• A Data-Driven Approach to LaTeX Autocomplete

    Posted by Nate on August 24, 2017

    Improved Autocomplete

    Autocomplete

    Nearly anywhere you go on the web today you will find some sort of autocomplete feature. Start typing into Google and you get immediate suggestions related to your query. If you code in other languages, many IDEs have built-in, or configurable, autocomplete tools that complete variables, functions, methods, etc., with varying degrees of success. At the best, these tools speed up the process of programming by actively bug checking, suggesting variables of the correct type, methods of the correct object/class, and can sometimes offer documentation when opening functions. These tools allow the user to focus their time on more valuable concepts and ideas, rather than syntax.

    When learning a new programming language, especially if it is your first language, it can be difficult to remember syntax and \(\mathrm{\LaTeX}\) is no exception. “Was it \product ,\times, \mult, \prod or something else to produce \(\prod\)?” These questions are often asked by new users and can range from being a rather minor nuisance, to a painstakingly slow and annoying time sink. By the way, it is \prod☺.

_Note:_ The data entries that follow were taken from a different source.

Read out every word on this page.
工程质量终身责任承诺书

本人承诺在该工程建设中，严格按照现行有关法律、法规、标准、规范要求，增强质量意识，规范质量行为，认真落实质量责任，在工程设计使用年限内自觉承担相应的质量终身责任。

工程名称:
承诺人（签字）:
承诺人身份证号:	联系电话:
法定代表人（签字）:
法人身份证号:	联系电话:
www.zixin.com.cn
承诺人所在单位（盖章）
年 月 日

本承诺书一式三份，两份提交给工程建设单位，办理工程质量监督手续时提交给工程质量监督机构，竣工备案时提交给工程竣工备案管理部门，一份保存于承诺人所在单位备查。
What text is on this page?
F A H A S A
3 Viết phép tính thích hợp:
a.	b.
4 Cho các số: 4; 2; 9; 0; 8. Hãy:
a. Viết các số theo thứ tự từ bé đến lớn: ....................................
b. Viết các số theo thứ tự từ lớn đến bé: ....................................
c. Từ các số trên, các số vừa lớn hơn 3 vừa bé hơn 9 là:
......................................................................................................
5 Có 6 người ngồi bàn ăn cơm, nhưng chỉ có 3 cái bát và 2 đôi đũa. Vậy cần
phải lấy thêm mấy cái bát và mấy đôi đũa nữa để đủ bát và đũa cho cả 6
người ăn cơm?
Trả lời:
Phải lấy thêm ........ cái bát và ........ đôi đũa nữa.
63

    To help combat the aforementioned issues (and others), Overleaf has included a default list of commands which it will suggest. Just type \ into the editor to see the dropdown list. The list is by no means comprehensive, but it does offer most of the frequently used commands that are needed to build a basic \(\mathrm{\LaTeX}\) document.

    What can we do to improve?

    When suggesting commands, as of now, we simply use a fuzzy-search using Fuse.js which works well in some cases, but surely does not account for the popularity of commands. For example, when typing \c, the fuzzy search ranks commands beginning with c first, and hence columnbreak is the first completion. While yes, according to the algorithm this is a good match, it isn't the best for productivity. Wouldn't it be nice if chapter, cite, caption, and centering were suggested before that?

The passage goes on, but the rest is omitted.